Aside from his main job in the UN, Rezlan was also accredited as Indonesia's ambassador to the Bahamas, Guatemala, Jamaica, and Nicaragua. Rezlan presented his credentials to the Governor-General of the Bahamas Ivy Dumont on 24 June 2004 and to the president of Nicaragua Enrique Bolaños on 23 July 2004. In October 2005, Rezlan appointed director of the Jamaican Port Authority, Noel Arthur Anthony Hylton, as honorary consul for Jamaica.

=== Director general of multilateral affairs ===
Rezlan was recalled for appointment as the director general of multilateral affairs in June 2007, replacing Mochamad Slamet Hidayat who stepped down in light of investigation on his role in embezzlement. As director general, Rezlan oversees Indonesia's membership in a number of organizations, including the UN, G20, and the Non-Aligned Movement. In November that year, Rezlan was involved in brokering talks between the Philippines and the Moro National Liberation Front, in his capacity as chairman of the OIC Peace Committee for Southern Philippines. Rezlan's work within the framework of the OIC resulted in a MoU between Philippines and the MNLF, signed in 2010. Rezlan also negotiated Indonesia's participation in the Kyoto Protocol during the 2007 United Nations Climate Change Conference in Bali, and chaired the D-8 Organization for Economic Cooperation during Indonesia's chairmanship from 2007 to 2008. Rezlan's leadership of D-8 resulted in a roadmap for economic and social cooperation for its second decade between 2008 and 2018.

=== Ambassador to France ===
Rezlan was nominated by President Susilo Bambang Yudhoyono as ambassador to France, with concurrent accreditation to Monaco and Andorra. He passed an assessment by the House of Representative's first commission on 3 May 2010 and was sworn in on 10 August. He presented his credentials to the president of France Nicolas Sarkozy on 3 December 2010, to the co-prince of Andorra Joan Enric Vives i Sicília on 14 March, and to Albert II, Prince of Monaco, on 22 March 2011.

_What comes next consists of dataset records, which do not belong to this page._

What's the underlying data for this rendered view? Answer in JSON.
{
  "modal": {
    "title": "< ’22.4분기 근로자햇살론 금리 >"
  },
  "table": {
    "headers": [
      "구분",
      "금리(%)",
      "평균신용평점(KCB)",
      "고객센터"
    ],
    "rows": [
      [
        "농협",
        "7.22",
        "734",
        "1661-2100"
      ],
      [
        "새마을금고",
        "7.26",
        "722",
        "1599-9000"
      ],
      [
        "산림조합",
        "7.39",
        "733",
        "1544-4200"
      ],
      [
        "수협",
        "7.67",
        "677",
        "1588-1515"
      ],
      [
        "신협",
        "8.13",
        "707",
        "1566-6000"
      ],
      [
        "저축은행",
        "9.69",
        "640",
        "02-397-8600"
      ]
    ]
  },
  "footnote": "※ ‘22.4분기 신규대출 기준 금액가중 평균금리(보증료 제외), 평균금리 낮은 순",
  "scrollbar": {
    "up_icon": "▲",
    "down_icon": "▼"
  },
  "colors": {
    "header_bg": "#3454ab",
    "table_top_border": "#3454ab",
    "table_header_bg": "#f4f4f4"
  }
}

Rezlan was Indonesia's first ambassador to Monaco as well as the first one to be dual accredited as permanent delegate to UNESCO. Rezlan presented his credentials to the director general of UNESCO Irina Bokova on 19 October 2011. Indonesia's permanent delegation to UNESCO, previously a standalone entity, was integrated within the embassy during Rezlan's term. The post reserved for academicians was instead the deputy permanent representative, which was accorded the diplomatic rank of ambassador and assisted the ambassador in carrying out its duties. The first official to be appointed for the position, Carmadi Machbub of the Bandung Institute of Technology, remarked that Indonesia, along with Laos and Austria, was the only country to have its permanent delegation integrated with its French embassy. This arrangement remains in force to this day.

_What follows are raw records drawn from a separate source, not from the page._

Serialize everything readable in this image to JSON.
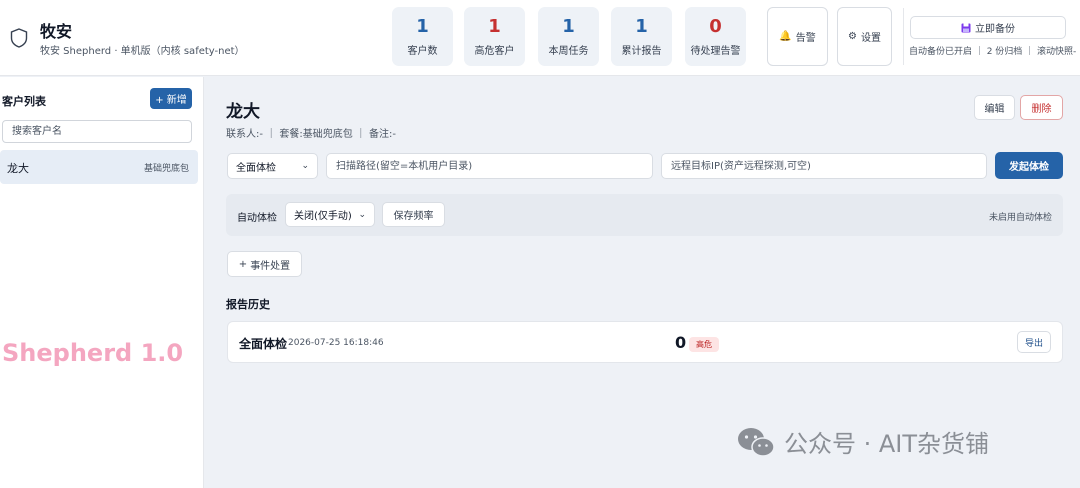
{
  "header": {
    "title": "牧安",
    "subtitle": "牧安 Shepherd · 单机版（内核 safety-net）",
    "stats": [
      {
        "value": "1",
        "label": "客户数",
        "color": "#2563a8"
      },
      {
        "value": "1",
        "label": "高危客户",
        "color": "#c53030"
      },
      {
        "value": "1",
        "label": "本周任务",
        "color": "#2563a8"
      },
      {
        "value": "1",
        "label": "累计报告",
        "color": "#2563a8"
      },
      {
        "value": "0",
        "label": "待处理告警",
        "color": "#c53030"
      }
    ],
    "alert_label": "告警",
    "settings_label": "设置",
    "backup_label": "立即备份",
    "backup_status": "自动备份已开启 ｜ 2 份归档 ｜ 滚动快照-"
  },
  "sidebar": {
    "title": "客户列表",
    "add_label": "+ 新增",
    "search_placeholder": "搜索客户名",
    "customers": [
      {
        "name": "龙大",
        "package": "基础兜底包"
      }
    ],
    "brand_mark": "Shepherd 1.0"
  },
  "main": {
    "customer_name": "龙大",
    "meta": "联系人:-  ｜  套餐:基础兜底包  ｜  备注:-",
    "edit_label": "编辑",
    "delete_label": "删除",
    "scan_type": "全面体检",
    "path_placeholder": "扫描路径(留空=本机用户目录)",
    "remote_placeholder": "远程目标IP(资产远程探测,可空)",
    "scan_button": "发起体检",
    "auto": {
      "label": "自动体检",
      "mode": "关闭(仅手动)",
      "save_label": "保存频率",
      "status": "未启用自动体检"
    },
    "event_label": "事件处置",
    "history_title": "报告历史",
    "reports": [
      {
        "name": "全面体检",
        "time": "2026-07-25 16:18:46",
        "count": "0",
        "level": "高危",
        "export_label": "导出"
      }
    ]
  },
  "watermark": "公众号 · AIT杂货铺"
}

== Personal life and later life ==
Rezlan is married to Sally Yukari Budiardjo, whom he met in Japan in 1979. His older daughter, Anggi Sazika Jenie, followed his footsteps in diplomacy, while his younger son, Ken Yudistira Jenie, is a musician.

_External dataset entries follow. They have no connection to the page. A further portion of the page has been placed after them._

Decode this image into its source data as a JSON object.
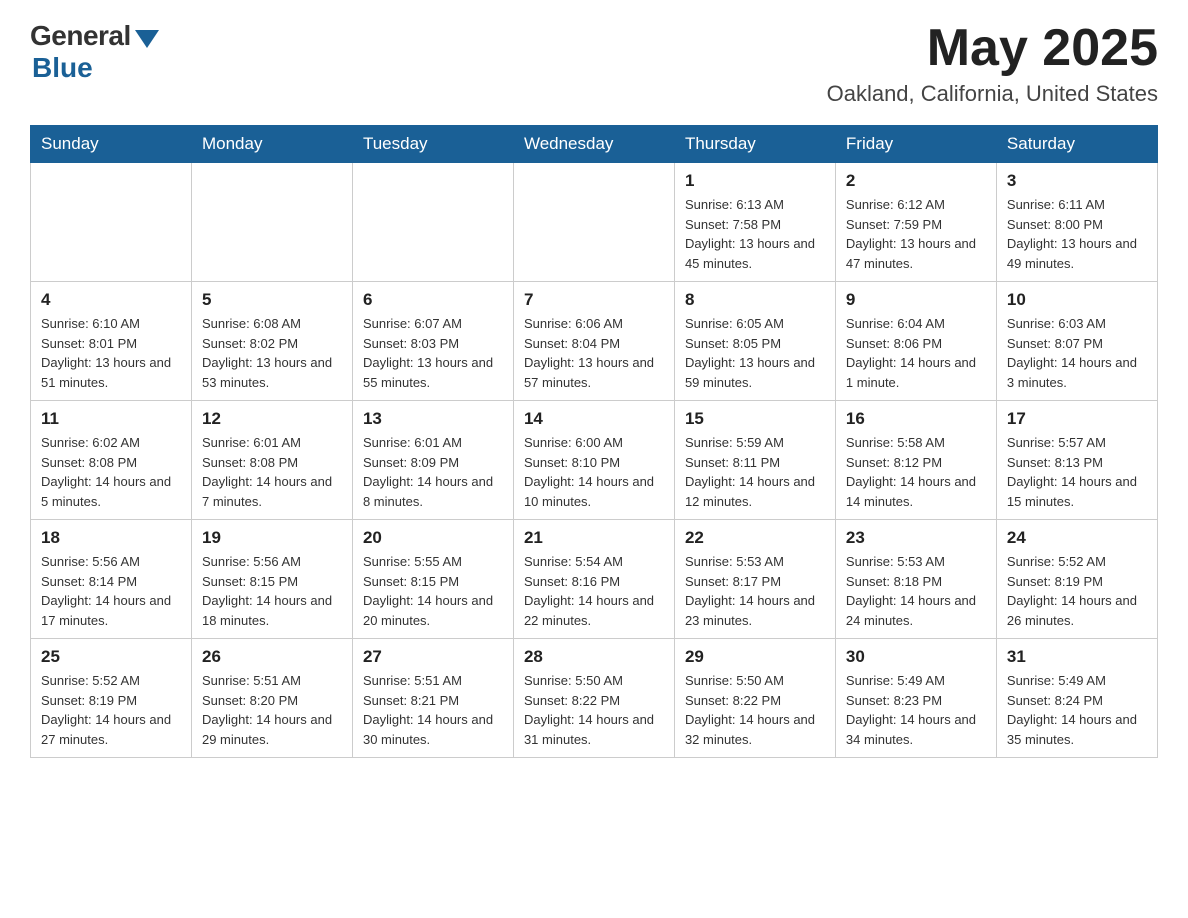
{
  "logo": {
    "general_text": "General",
    "blue_text": "Blue"
  },
  "header": {
    "month_year": "May 2025",
    "location": "Oakland, California, United States"
  },
  "weekdays": [
    "Sunday",
    "Monday",
    "Tuesday",
    "Wednesday",
    "Thursday",
    "Friday",
    "Saturday"
  ],
  "weeks": [
    [
      {
        "day": "",
        "info": ""
      },
      {
        "day": "",
        "info": ""
      },
      {
        "day": "",
        "info": ""
      },
      {
        "day": "",
        "info": ""
      },
      {
        "day": "1",
        "info": "Sunrise: 6:13 AM\nSunset: 7:58 PM\nDaylight: 13 hours and 45 minutes."
      },
      {
        "day": "2",
        "info": "Sunrise: 6:12 AM\nSunset: 7:59 PM\nDaylight: 13 hours and 47 minutes."
      },
      {
        "day": "3",
        "info": "Sunrise: 6:11 AM\nSunset: 8:00 PM\nDaylight: 13 hours and 49 minutes."
      }
    ],
    [
      {
        "day": "4",
        "info": "Sunrise: 6:10 AM\nSunset: 8:01 PM\nDaylight: 13 hours and 51 minutes."
      },
      {
        "day": "5",
        "info": "Sunrise: 6:08 AM\nSunset: 8:02 PM\nDaylight: 13 hours and 53 minutes."
      },
      {
        "day": "6",
        "info": "Sunrise: 6:07 AM\nSunset: 8:03 PM\nDaylight: 13 hours and 55 minutes."
      },
      {
        "day": "7",
        "info": "Sunrise: 6:06 AM\nSunset: 8:04 PM\nDaylight: 13 hours and 57 minutes."
      },
      {
        "day": "8",
        "info": "Sunrise: 6:05 AM\nSunset: 8:05 PM\nDaylight: 13 hours and 59 minutes."
      },
      {
        "day": "9",
        "info": "Sunrise: 6:04 AM\nSunset: 8:06 PM\nDaylight: 14 hours and 1 minute."
      },
      {
        "day": "10",
        "info": "Sunrise: 6:03 AM\nSunset: 8:07 PM\nDaylight: 14 hours and 3 minutes."
      }
    ],
    [
      {
        "day": "11",
        "info": "Sunrise: 6:02 AM\nSunset: 8:08 PM\nDaylight: 14 hours and 5 minutes."
      },
      {
        "day": "12",
        "info": "Sunrise: 6:01 AM\nSunset: 8:08 PM\nDaylight: 14 hours and 7 minutes."
      },
      {
        "day": "13",
        "info": "Sunrise: 6:01 AM\nSunset: 8:09 PM\nDaylight: 14 hours and 8 minutes."
      },
      {
        "day": "14",
        "info": "Sunrise: 6:00 AM\nSunset: 8:10 PM\nDaylight: 14 hours and 10 minutes."
      },
      {
        "day": "15",
        "info": "Sunrise: 5:59 AM\nSunset: 8:11 PM\nDaylight: 14 hours and 12 minutes."
      },
      {
        "day": "16",
        "info": "Sunrise: 5:58 AM\nSunset: 8:12 PM\nDaylight: 14 hours and 14 minutes."
      },
      {
        "day": "17",
        "info": "Sunrise: 5:57 AM\nSunset: 8:13 PM\nDaylight: 14 hours and 15 minutes."
      }
    ],
    [
      {
        "day": "18",
        "info": "Sunrise: 5:56 AM\nSunset: 8:14 PM\nDaylight: 14 hours and 17 minutes."
      },
      {
        "day": "19",
        "info": "Sunrise: 5:56 AM\nSunset: 8:15 PM\nDaylight: 14 hours and 18 minutes."
      },
      {
        "day": "20",
        "info": "Sunrise: 5:55 AM\nSunset: 8:15 PM\nDaylight: 14 hours and 20 minutes."
      },
      {
        "day": "21",
        "info": "Sunrise: 5:54 AM\nSunset: 8:16 PM\nDaylight: 14 hours and 22 minutes."
      },
      {
        "day": "22",
        "info": "Sunrise: 5:53 AM\nSunset: 8:17 PM\nDaylight: 14 hours and 23 minutes."
      },
      {
        "day": "23",
        "info": "Sunrise: 5:53 AM\nSunset: 8:18 PM\nDaylight: 14 hours and 24 minutes."
      },
      {
        "day": "24",
        "info": "Sunrise: 5:52 AM\nSunset: 8:19 PM\nDaylight: 14 hours and 26 minutes."
      }
    ],
    [
      {
        "day": "25",
        "info": "Sunrise: 5:52 AM\nSunset: 8:19 PM\nDaylight: 14 hours and 27 minutes."
      },
      {
        "day": "26",
        "info": "Sunrise: 5:51 AM\nSunset: 8:20 PM\nDaylight: 14 hours and 29 minutes."
      },
      {
        "day": "27",
        "info": "Sunrise: 5:51 AM\nSunset: 8:21 PM\nDaylight: 14 hours and 30 minutes."
      },
      {
        "day": "28",
        "info": "Sunrise: 5:50 AM\nSunset: 8:22 PM\nDaylight: 14 hours and 31 minutes."
      },
      {
        "day": "29",
        "info": "Sunrise: 5:50 AM\nSunset: 8:22 PM\nDaylight: 14 hours and 32 minutes."
      },
      {
        "day": "30",
        "info": "Sunrise: 5:49 AM\nSunset: 8:23 PM\nDaylight: 14 hours and 34 minutes."
      },
      {
        "day": "31",
        "info": "Sunrise: 5:49 AM\nSunset: 8:24 PM\nDaylight: 14 hours and 35 minutes."
      }
    ]
  ]
}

Rezlan continued his role in diplomacy after retiring from the foreign ministry in 2014. On 17 October 2017, Rezlan officially became the executive director of the ASEAN Institute for Peace and Reconciliation (AIPR). During his tenure, in 2018 the Indonesian foreign ministry signed the host country agreement for AIPR, effectively covering its operational costs. His term ended on 30 October 2020.